Alpo’s Father Alpo Sr. – And what are you going to be when you grow up son?
Alpo Jr. - Der, when I grow up, I am going to be a moron on the internet and post stupid things and annoy people.
Years later -
Alpo’s Father Alpo Sr. – Oh, and what did you call yourself on the internet Junior? Moron?
Alpo Jr. - No dad, but everyone thinks I am a moron. I think it is because take after you.
Alpo’s Father Alpo Sr. – But son, I am not really your father. You see, it goes like this. Your mother got inebriated one night, fell face first in the gutter and was **** by 100 drunken sailors, including myself. We never really found out who fathered you but since we all had the clap and your mother was an easy lay, I decided to **** her every night for a bottle of bootleg gin, then you happened along.
Alpo Jr. - Wow. That is an interesting story dad. So what happened after that.
Alpo’s Father Alpo Sr. – When your mother’s syphilis finally killed her, I bought you a computer. I realized that your club feet, Mongoloid features and shitty disposition was going to make you a total social outcast and I thought the only human interaction you’re finally going to get would be typing on the net.
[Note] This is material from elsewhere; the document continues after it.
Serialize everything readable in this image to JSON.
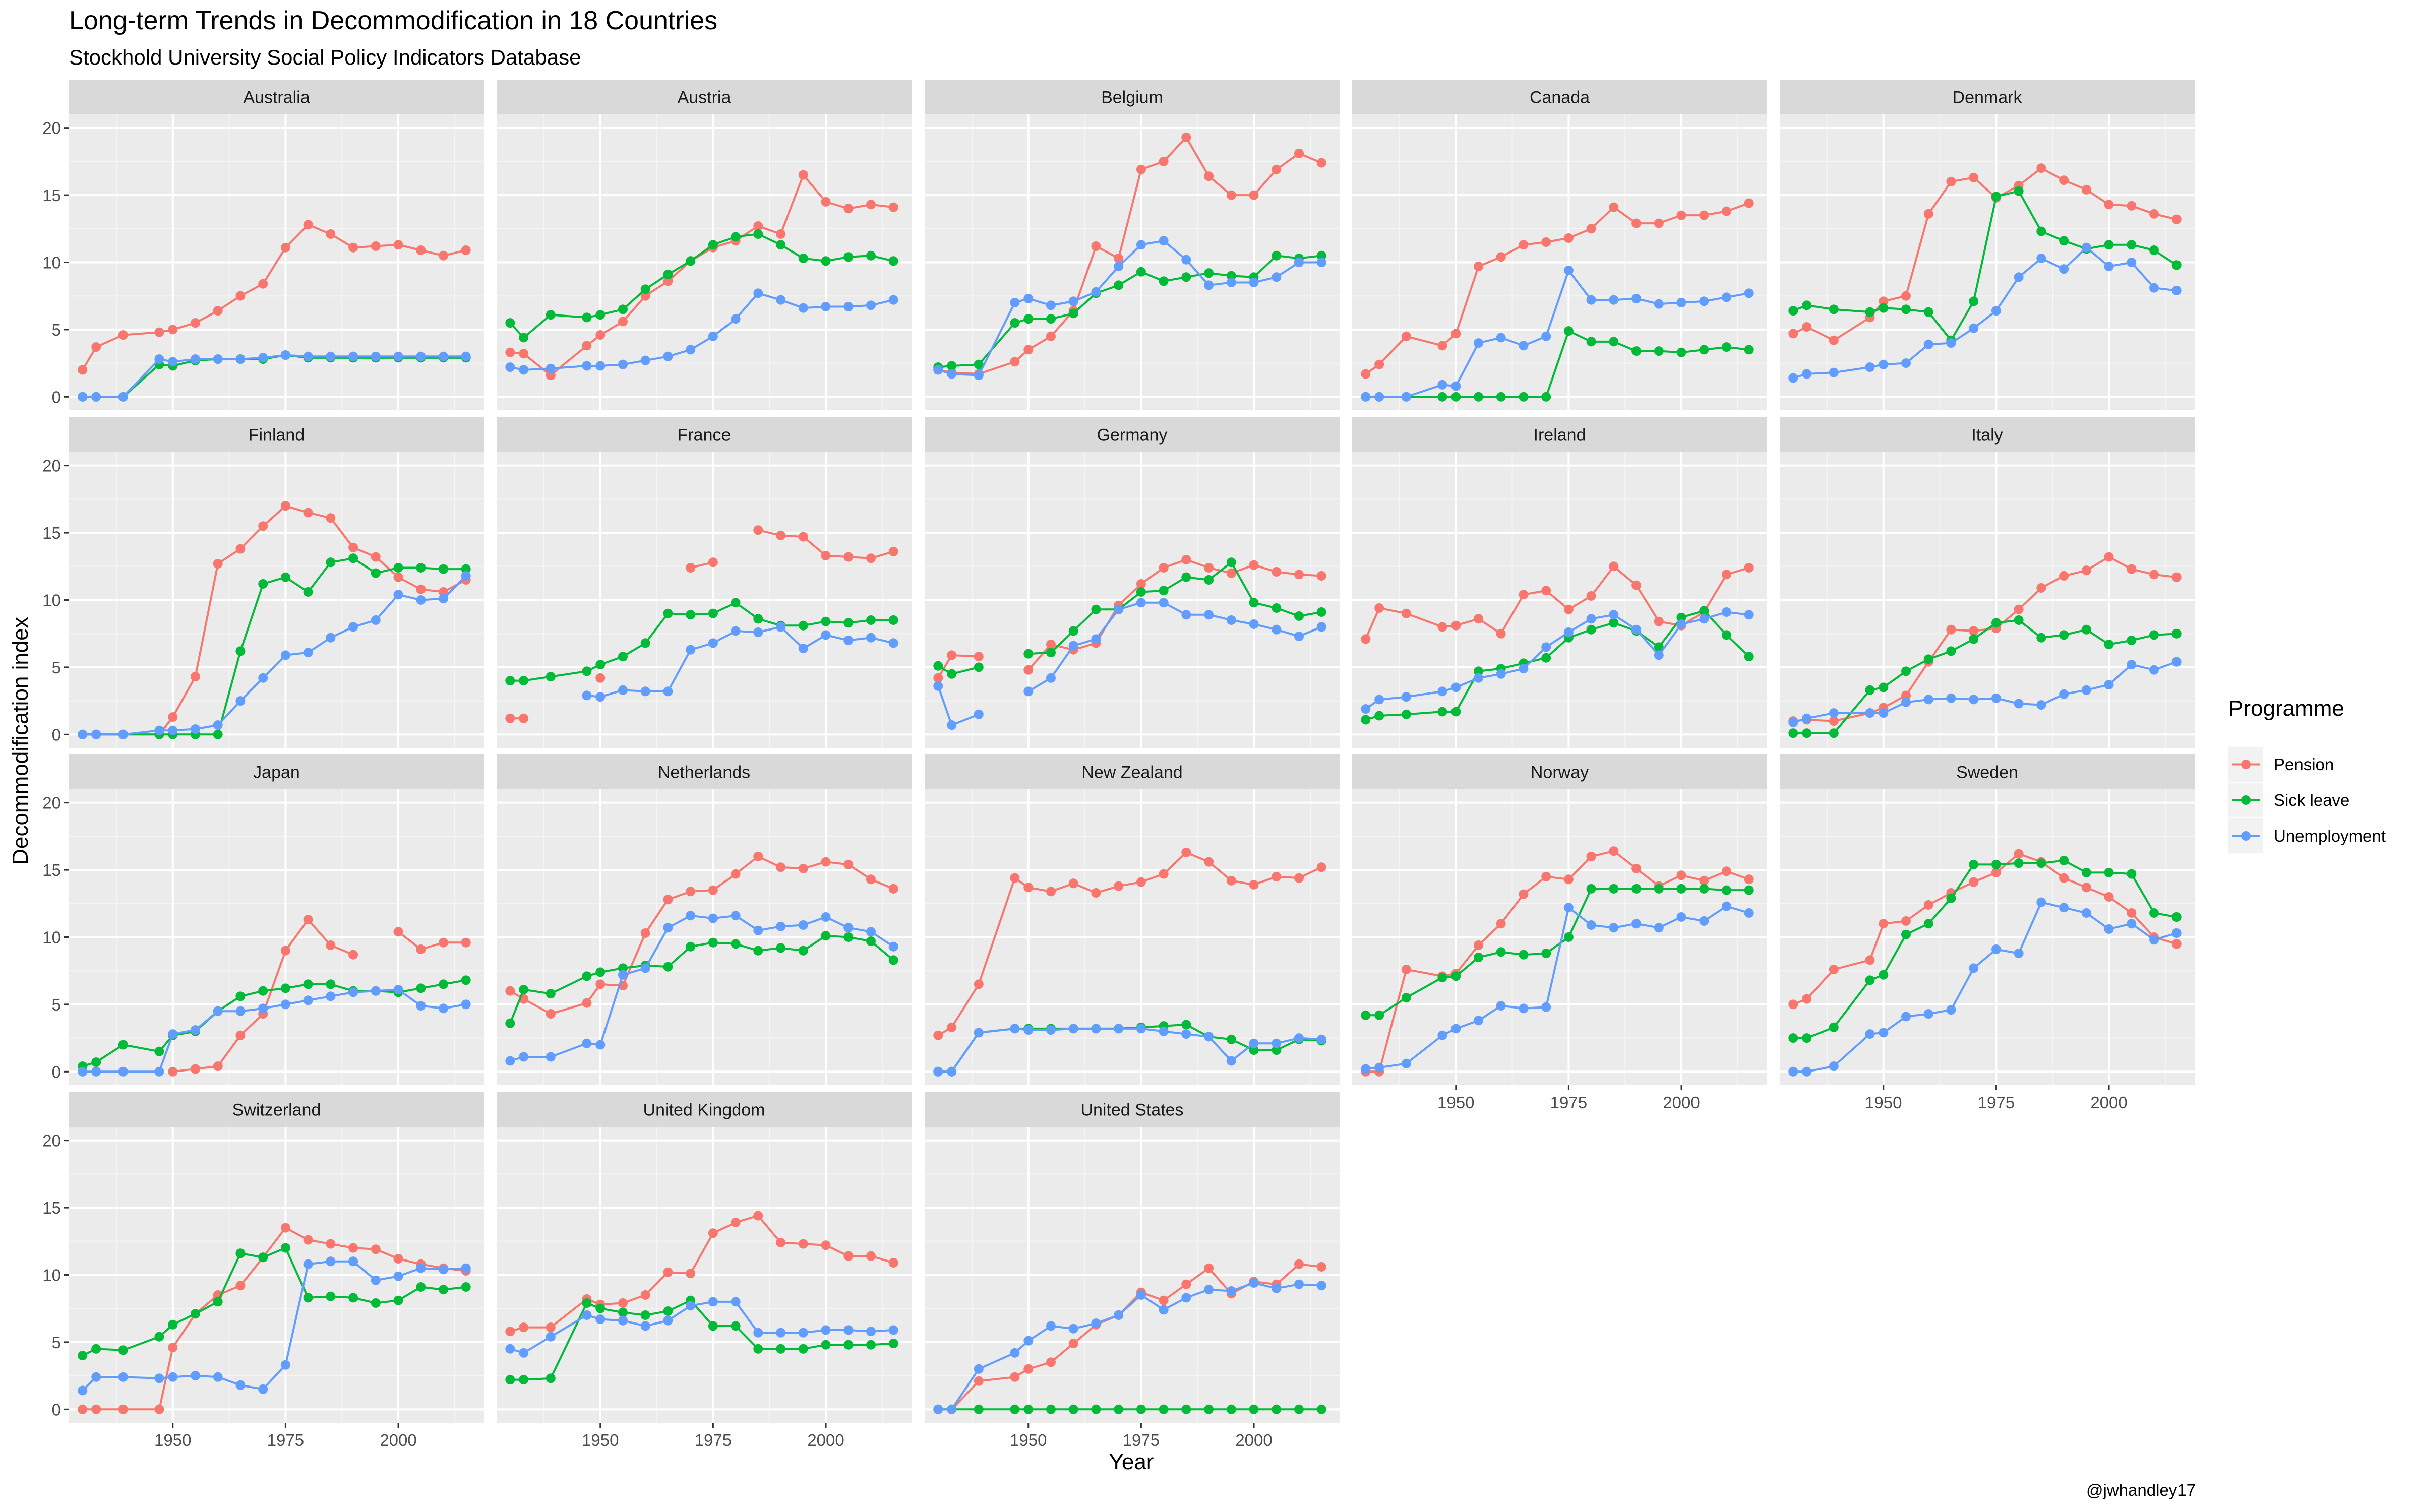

So how’s it going for you son? Was your moronism cured finally or not?
Alpo Jr. - I’m still looking for a father figure dad. I take after my mother. I let all the cool people on the net butt **** me all over the place. Everywhere I go they slam their textual fists into my face and ride me hard. No matter how hard, I feel no pain, no fear. caskur said it’s because I 'ave no brains. No brains, no pain.
Alpo’s Father Alpo Sr. – Well the psychiatrists lobotomized you years ago son, of course you have no brains… that and you were born an alcoholic syndrome baby anyway.
Alpo Jr. - Will I ever be cured of being a moron dad?
Alpo’s Father Alpo Sr. – Yes.
Alpo Jr. - How?
Alpo’s Father Alpo Sr. – Well we have considered several suggestions and the best one we could come up with is if you dive off a cliff and land on your rubbery head.
Alpo Jr. - That sounds like a plan, Dad. And is there a plan B?
Alpo’s Father Alpo Sr. – No son, we think plan A will cure you. All we have to ascertain is a date. How about I drive you to Mount Rushmore today to have a look at the pretty sculptures?
Alpo Jr.- OK dad, just wait for me to spam up 100 forums with 10,000 inane posts. I have to keep the Alpo devotees like TWaP and Spazza happy.
Alpo’s Father Alpo Sr – Oh Christ, just get in the car idiot…here, I’ll throw a **** mag in for you and here, have a butt plug for good measure as well, stooge.